А за окном плыл прозрачный полог березника.
— Вот оглобли-то! Вот так оглобли, — тихо радуется она. — Сок пойдет — ошкури да брось на солнопек. Осенью забирай — звон, а не оглобли.
— Ишь, бабка! — свешивается со второй полки молодой заспанный парень с колтуном на голове. — Наверно, и дровни вязать знает как…
— А чего ж не знать? Знаю. Дедко был жив — вязывал.
— Дровни вязывал да бабку поколачивал…
— Всяко бывало, — опять легка на ответ старушка. — Полоз в станке лопнет — обходи за версту, быть виноватой. У вас, у мужиков, кто ближе, тот и обвиновачен.
— Во дает бабка, во дает, — смеется парень, спрыгивая с полки. — Небось, пускай бы бил, да только чтоб живой был?

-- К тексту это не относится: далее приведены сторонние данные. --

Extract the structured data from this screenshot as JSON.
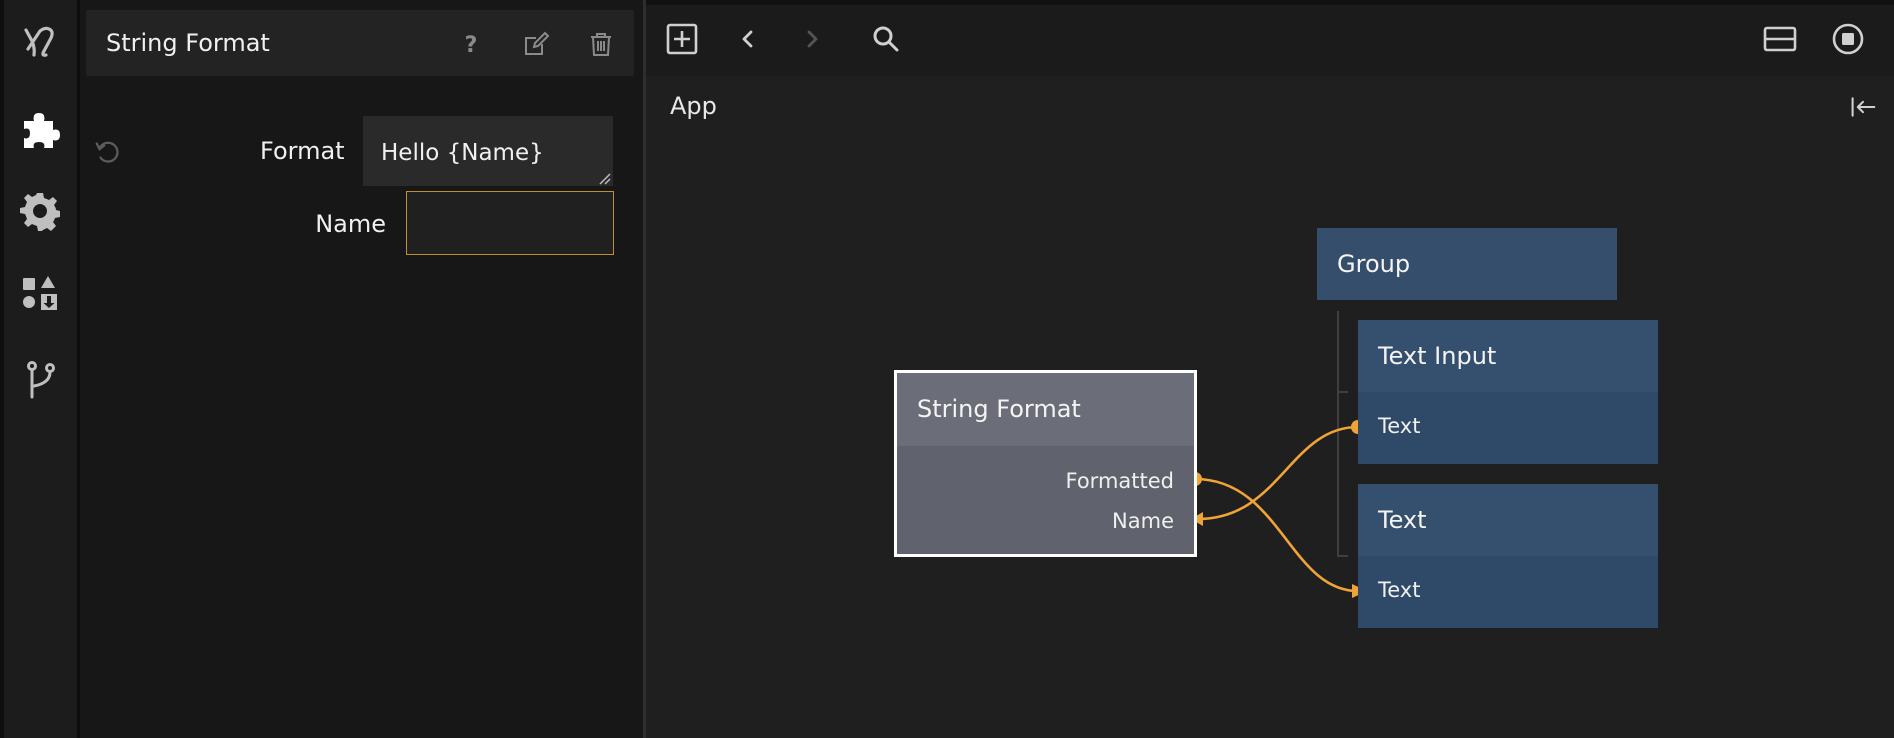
{
  "panel": {
    "title": "String Format",
    "properties": {
      "format_label": "Format",
      "format_value": "Hello {Name}",
      "name_label": "Name",
      "name_value": ""
    }
  },
  "canvas": {
    "breadcrumb": "App",
    "nodes": {
      "string_format": {
        "title": "String Format",
        "ports": [
          "Formatted",
          "Name"
        ]
      },
      "group": {
        "title": "Group"
      },
      "text_input": {
        "title": "Text Input",
        "port": "Text"
      },
      "text": {
        "title": "Text",
        "port": "Text"
      }
    }
  },
  "colors": {
    "accent": "#f0a437",
    "node_logic": "#60636e",
    "node_visual": "#2f4a68",
    "focus_border": "#c08f2e"
  },
  "icons": {
    "rail": [
      "app-logo-icon",
      "puzzle-icon",
      "gear-icon",
      "shapes-download-icon",
      "branch-icon"
    ],
    "panel_header": [
      "help-icon",
      "edit-icon",
      "trash-icon"
    ],
    "toolbar": [
      "add-node-icon",
      "chevron-left-icon",
      "chevron-right-icon",
      "search-icon",
      "split-view-icon",
      "stop-icon"
    ]
  }
}
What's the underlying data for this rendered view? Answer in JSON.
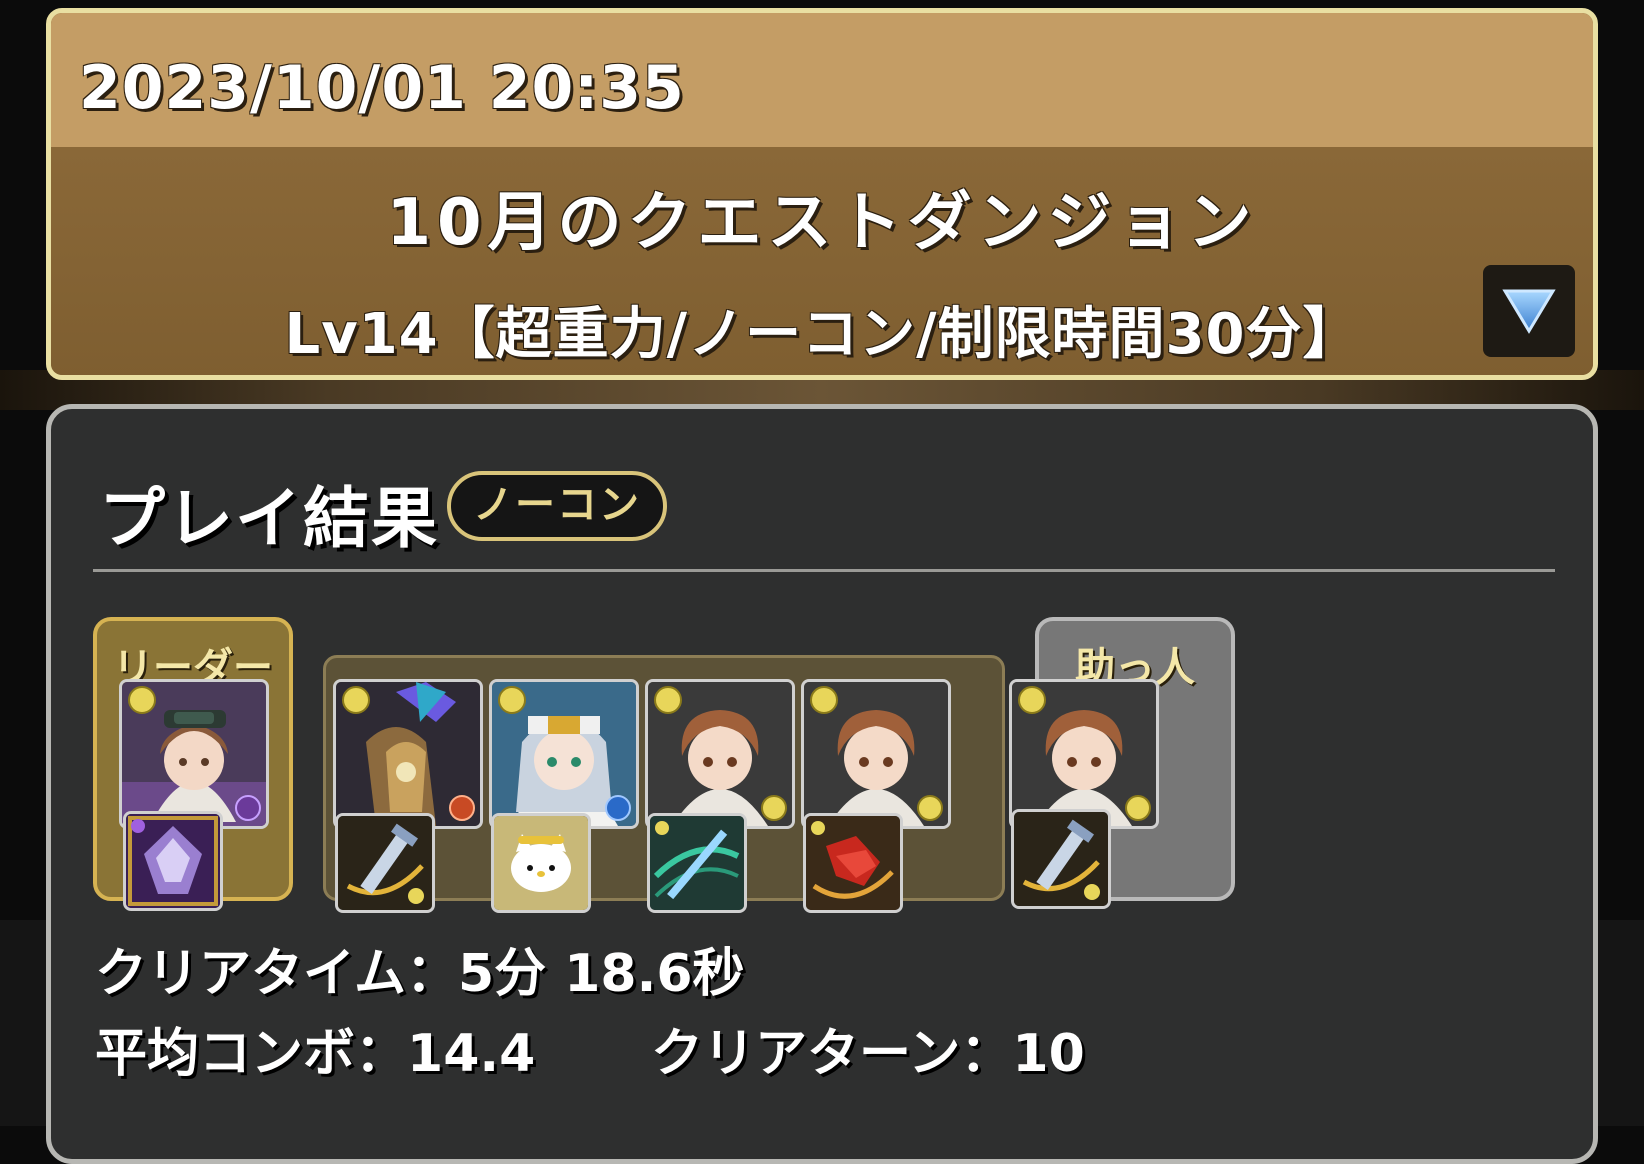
{
  "header": {
    "timestamp": "2023/10/01 20:35",
    "dungeon_title": "10月のクエストダンジョン",
    "floor_title": "Lv14【超重力/ノーコン/制限時間30分】",
    "expand_icon": "triangle-down-icon"
  },
  "result": {
    "title": "プレイ結果",
    "badge": "ノーコン",
    "leader_label": "リーダー",
    "helper_label": "助っ人",
    "team": [
      {
        "role": "leader",
        "monster": "misaka-goggles-portrait",
        "attribute": "light",
        "sub_attribute": "dark",
        "assist": "purple-dragon-assist"
      },
      {
        "role": "sub",
        "monster": "armored-dragon-portrait",
        "attribute": "light",
        "sub_attribute": "fire",
        "assist": "shining-rod-assist"
      },
      {
        "role": "sub",
        "monster": "index-nun-portrait",
        "attribute": "light",
        "sub_attribute": "water",
        "assist": "hello-kitty-assist"
      },
      {
        "role": "sub",
        "monster": "misaka-portrait",
        "attribute": "light",
        "sub_attribute": "light",
        "assist": "green-sword-assist"
      },
      {
        "role": "sub",
        "monster": "misaka-portrait",
        "attribute": "light",
        "sub_attribute": "light",
        "assist": "red-gloves-assist"
      },
      {
        "role": "helper",
        "monster": "misaka-portrait",
        "attribute": "light",
        "sub_attribute": "light",
        "assist": "shining-rod-assist"
      }
    ],
    "clear_time_label": "クリアタイム：",
    "clear_time_value": "5分 18.6秒",
    "avg_combo_label": "平均コンボ：",
    "avg_combo_value": "14.4",
    "clear_turn_label": "クリアターン：",
    "clear_turn_value": "10"
  },
  "colors": {
    "header_top": "#c49d65",
    "header_bottom": "#8a6838",
    "panel": "#2e2f2f",
    "badge_text": "#e7d68e",
    "leader_frame": "#d6b352"
  }
}
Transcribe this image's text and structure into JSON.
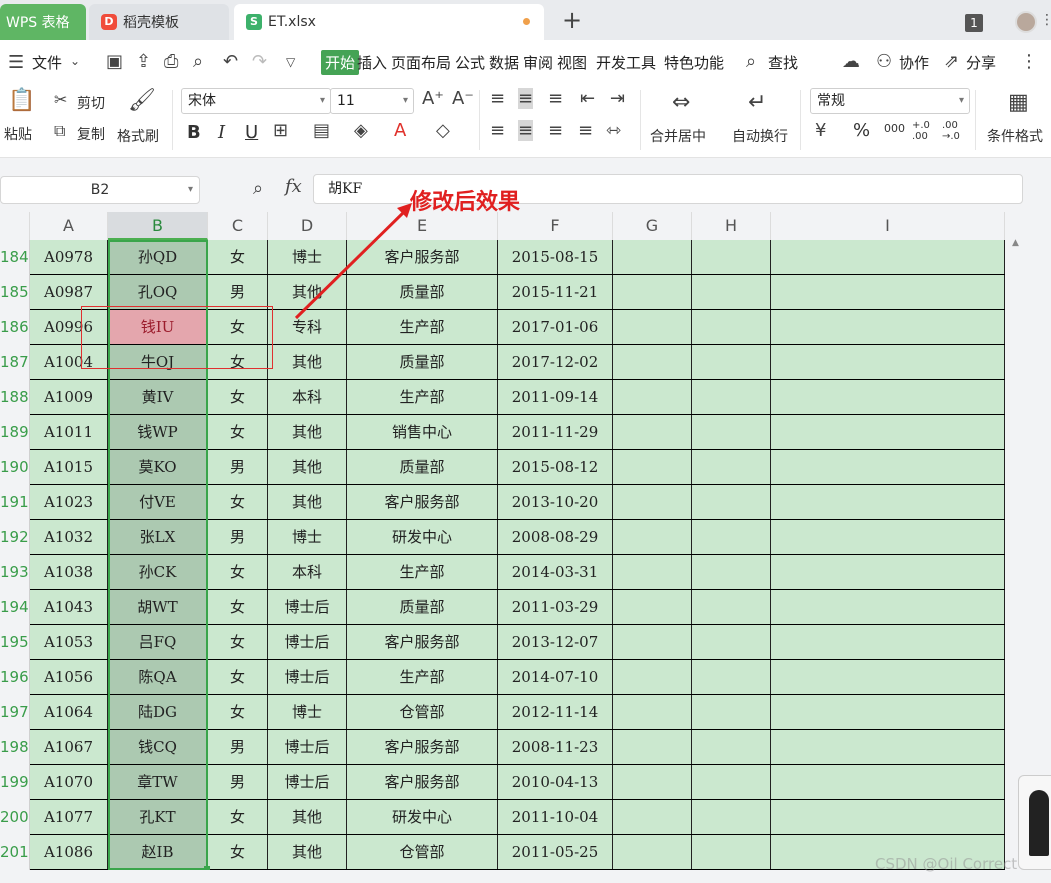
{
  "tabs": {
    "wps": "WPS 表格",
    "daoke": "稻壳模板",
    "file": "ET.xlsx",
    "window_count": "1",
    "new_tab_icon": "plus-icon"
  },
  "menu": {
    "file": "文件",
    "start": "开始",
    "insert": "插入",
    "page_layout": "页面布局",
    "formula": "公式",
    "data": "数据",
    "review": "审阅",
    "view": "视图",
    "dev_tools": "开发工具",
    "special": "特色功能",
    "search": "查找",
    "collab": "协作",
    "share": "分享"
  },
  "ribbon": {
    "paste": "粘贴",
    "cut": "剪切",
    "copy": "复制",
    "format_painter": "格式刷",
    "font_name": "宋体",
    "font_size": "11",
    "merge_center": "合并居中",
    "wrap_text": "自动换行",
    "number_format": "常规",
    "conditional_format": "条件格式",
    "bold": "B",
    "italic": "I",
    "underline": "U",
    "percent": "%",
    "thousands": "000",
    "inc_decimal": "+.0 .00",
    "dec_decimal": ".00 →.0",
    "accent": "#e0312b"
  },
  "formula_bar": {
    "name_box": "B2",
    "fx": "fx",
    "value": "胡KF"
  },
  "columns": [
    "A",
    "B",
    "C",
    "D",
    "E",
    "F",
    "G",
    "H",
    "I"
  ],
  "rows": [
    {
      "n": "184",
      "a": "A0978",
      "b": "孙QD",
      "c": "女",
      "d": "博士",
      "e": "客户服务部",
      "f": "2015-08-15"
    },
    {
      "n": "185",
      "a": "A0987",
      "b": "孔OQ",
      "c": "男",
      "d": "其他",
      "e": "质量部",
      "f": "2015-11-21"
    },
    {
      "n": "186",
      "a": "A0996",
      "b": "钱IU",
      "c": "女",
      "d": "专科",
      "e": "生产部",
      "f": "2017-01-06",
      "highlight": true
    },
    {
      "n": "187",
      "a": "A1004",
      "b": "牛OJ",
      "c": "女",
      "d": "其他",
      "e": "质量部",
      "f": "2017-12-02"
    },
    {
      "n": "188",
      "a": "A1009",
      "b": "黄IV",
      "c": "女",
      "d": "本科",
      "e": "生产部",
      "f": "2011-09-14"
    },
    {
      "n": "189",
      "a": "A1011",
      "b": "钱WP",
      "c": "女",
      "d": "其他",
      "e": "销售中心",
      "f": "2011-11-29"
    },
    {
      "n": "190",
      "a": "A1015",
      "b": "莫KO",
      "c": "男",
      "d": "其他",
      "e": "质量部",
      "f": "2015-08-12"
    },
    {
      "n": "191",
      "a": "A1023",
      "b": "付VE",
      "c": "女",
      "d": "其他",
      "e": "客户服务部",
      "f": "2013-10-20"
    },
    {
      "n": "192",
      "a": "A1032",
      "b": "张LX",
      "c": "男",
      "d": "博士",
      "e": "研发中心",
      "f": "2008-08-29"
    },
    {
      "n": "193",
      "a": "A1038",
      "b": "孙CK",
      "c": "女",
      "d": "本科",
      "e": "生产部",
      "f": "2014-03-31"
    },
    {
      "n": "194",
      "a": "A1043",
      "b": "胡WT",
      "c": "女",
      "d": "博士后",
      "e": "质量部",
      "f": "2011-03-29"
    },
    {
      "n": "195",
      "a": "A1053",
      "b": "吕FQ",
      "c": "女",
      "d": "博士后",
      "e": "客户服务部",
      "f": "2013-12-07"
    },
    {
      "n": "196",
      "a": "A1056",
      "b": "陈QA",
      "c": "女",
      "d": "博士后",
      "e": "生产部",
      "f": "2014-07-10"
    },
    {
      "n": "197",
      "a": "A1064",
      "b": "陆DG",
      "c": "女",
      "d": "博士",
      "e": "仓管部",
      "f": "2012-11-14"
    },
    {
      "n": "198",
      "a": "A1067",
      "b": "钱CQ",
      "c": "男",
      "d": "博士后",
      "e": "客户服务部",
      "f": "2008-11-23"
    },
    {
      "n": "199",
      "a": "A1070",
      "b": "章TW",
      "c": "男",
      "d": "博士后",
      "e": "客户服务部",
      "f": "2010-04-13"
    },
    {
      "n": "200",
      "a": "A1077",
      "b": "孔KT",
      "c": "女",
      "d": "其他",
      "e": "研发中心",
      "f": "2011-10-04"
    },
    {
      "n": "201",
      "a": "A1086",
      "b": "赵IB",
      "c": "女",
      "d": "其他",
      "e": "仓管部",
      "f": "2011-05-25"
    }
  ],
  "annotation": {
    "text": "修改后效果",
    "color": "#e02020"
  },
  "watermark": "CSDN @Oil Correct"
}
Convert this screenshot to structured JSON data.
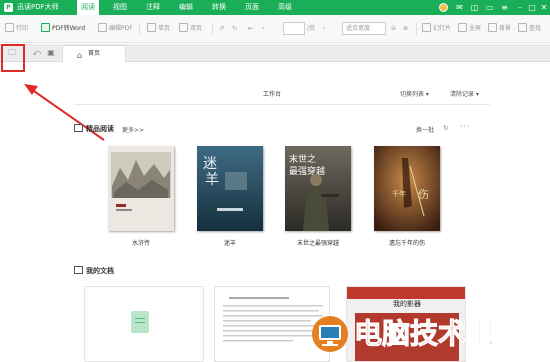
{
  "app": {
    "title": "迅读PDF大师",
    "logo_text": "P"
  },
  "menu": [
    {
      "label": "阅读",
      "active": true
    },
    {
      "label": "视图"
    },
    {
      "label": "注释"
    },
    {
      "label": "编辑"
    },
    {
      "label": "转换"
    },
    {
      "label": "页面"
    },
    {
      "label": "高级"
    }
  ],
  "toolbar": {
    "print": "打印",
    "pdf_to_word": "PDF转Word",
    "edit_pdf": "编辑PDF",
    "single_page": "单页",
    "double_page": "双页",
    "page_separator": "/页",
    "zoom_placeholder": "适合宽度",
    "slideshow": "幻灯片",
    "fullscreen": "全屏",
    "background": "背景",
    "find": "查找"
  },
  "tabs": {
    "home": "首页"
  },
  "workbench": {
    "title": "工作台",
    "switch_list": "切换列表",
    "clear_history": "清除记录"
  },
  "featured": {
    "title": "精品阅读",
    "more": "更多>>",
    "swap": "换一批",
    "books": [
      {
        "title": "水浒传",
        "cover": "shuihu"
      },
      {
        "title": "迷羊",
        "cover": "miyang"
      },
      {
        "title": "末世之最强穿越",
        "cover": "moshi"
      },
      {
        "title": "遗忘千年的伤",
        "cover": "yiwang"
      }
    ]
  },
  "my_docs": {
    "title": "我的文档",
    "movie_card_text": "我的影器"
  },
  "watermark": {
    "text": "电脑技术吧"
  },
  "colors": {
    "brand": "#1aae58",
    "highlight": "#e02a2a"
  }
}
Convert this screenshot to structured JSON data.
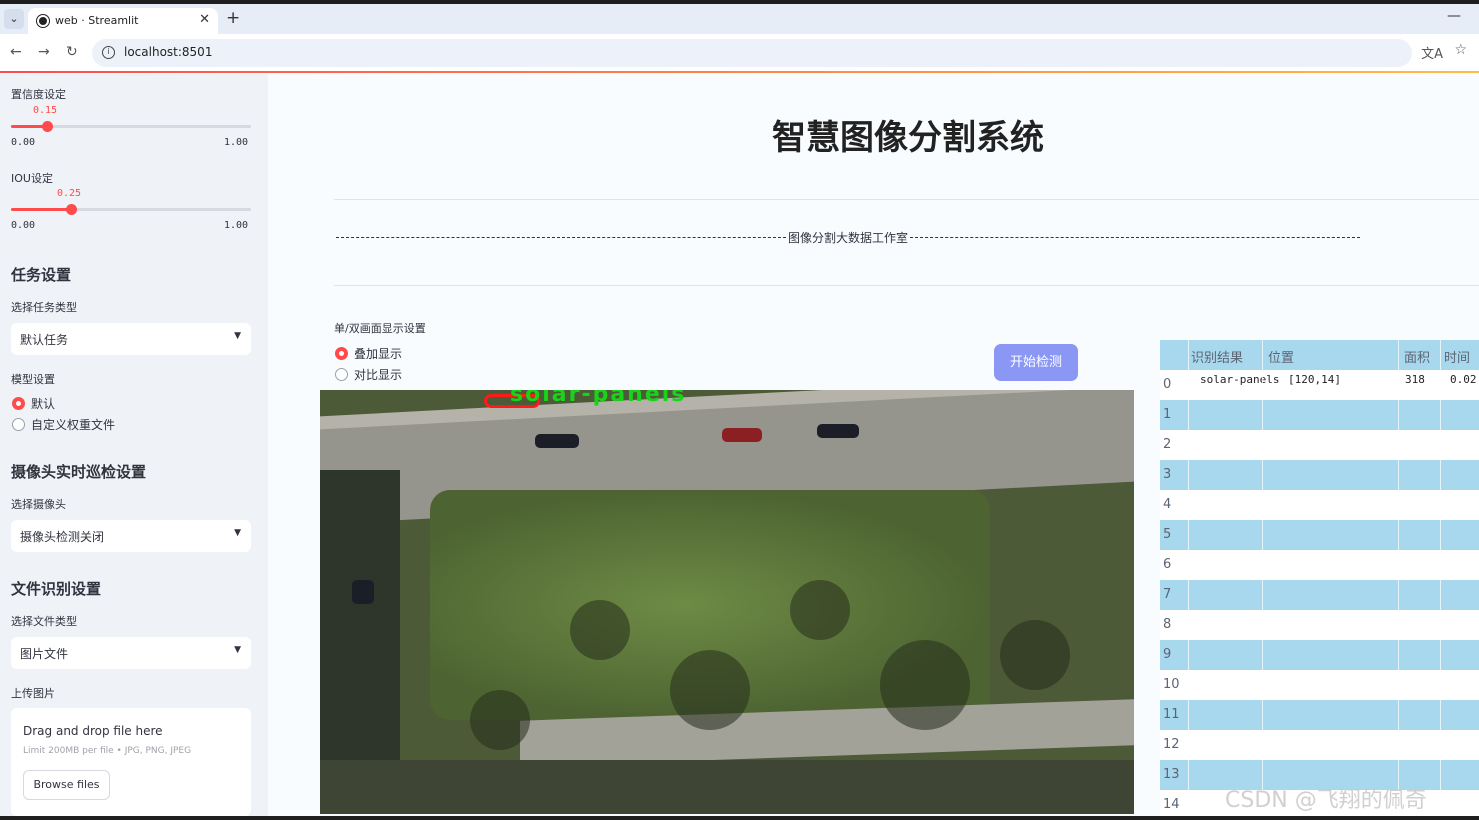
{
  "browser": {
    "tab_title": "web · Streamlit",
    "url": "localhost:8501"
  },
  "sidebar": {
    "confidence": {
      "label": "置信度设定",
      "value_text": "0.15",
      "value": 0.15,
      "min_text": "0.00",
      "max_text": "1.00"
    },
    "iou": {
      "label": "IOU设定",
      "value_text": "0.25",
      "value": 0.25,
      "min_text": "0.00",
      "max_text": "1.00"
    },
    "task_heading": "任务设置",
    "task_type_label": "选择任务类型",
    "task_type_value": "默认任务",
    "model_label": "模型设置",
    "model_options": [
      "默认",
      "自定义权重文件"
    ],
    "model_selected": 0,
    "camera_heading": "摄像头实时巡检设置",
    "camera_label": "选择摄像头",
    "camera_value": "摄像头检测关闭",
    "file_heading": "文件识别设置",
    "file_type_label": "选择文件类型",
    "file_type_value": "图片文件",
    "upload_label": "上传图片",
    "upload_title": "Drag and drop file here",
    "upload_limit": "Limit 200MB per file • JPG, PNG, JPEG",
    "browse_label": "Browse files"
  },
  "main": {
    "title": "智慧图像分割系统",
    "subtitle": "图像分割大数据工作室",
    "display_label": "单/双画面显示设置",
    "display_options": [
      "叠加显示",
      "对比显示"
    ],
    "display_selected": 0,
    "detect_button": "开始检测",
    "detection_label": "solar-panels"
  },
  "table": {
    "headers": [
      "识别结果",
      "位置",
      "面积",
      "时间"
    ],
    "rows": [
      {
        "index": "0",
        "result": "solar-panels",
        "position": "[120,14]",
        "area": "318",
        "time": "0.02"
      },
      {
        "index": "1"
      },
      {
        "index": "2"
      },
      {
        "index": "3"
      },
      {
        "index": "4"
      },
      {
        "index": "5"
      },
      {
        "index": "6"
      },
      {
        "index": "7"
      },
      {
        "index": "8"
      },
      {
        "index": "9"
      },
      {
        "index": "10"
      },
      {
        "index": "11"
      },
      {
        "index": "12"
      },
      {
        "index": "13"
      },
      {
        "index": "14"
      }
    ]
  },
  "watermark": "CSDN @飞翔的佩奇",
  "colors": {
    "accent": "#ff4b4b",
    "button": "#8b97f5",
    "table_stripe": "#a8d8ee",
    "sidebar_bg": "#eff2f7"
  }
}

Старушка, глянув на парня и недовольно пожевав губами, отвернулась к окну.
За поредевшим березником неслось, не разбирая дороги, красное солнце, подпрыгивало над низинами, кололось об острозубую пилу дальнего ельника, торопилось, видно, старалось не отстать от поезда. Здесь оно мчалось, над моей деревней вываливалось из-за розового бугра, где-то выплывало из дымов — одно на всех и для каждого отдельно.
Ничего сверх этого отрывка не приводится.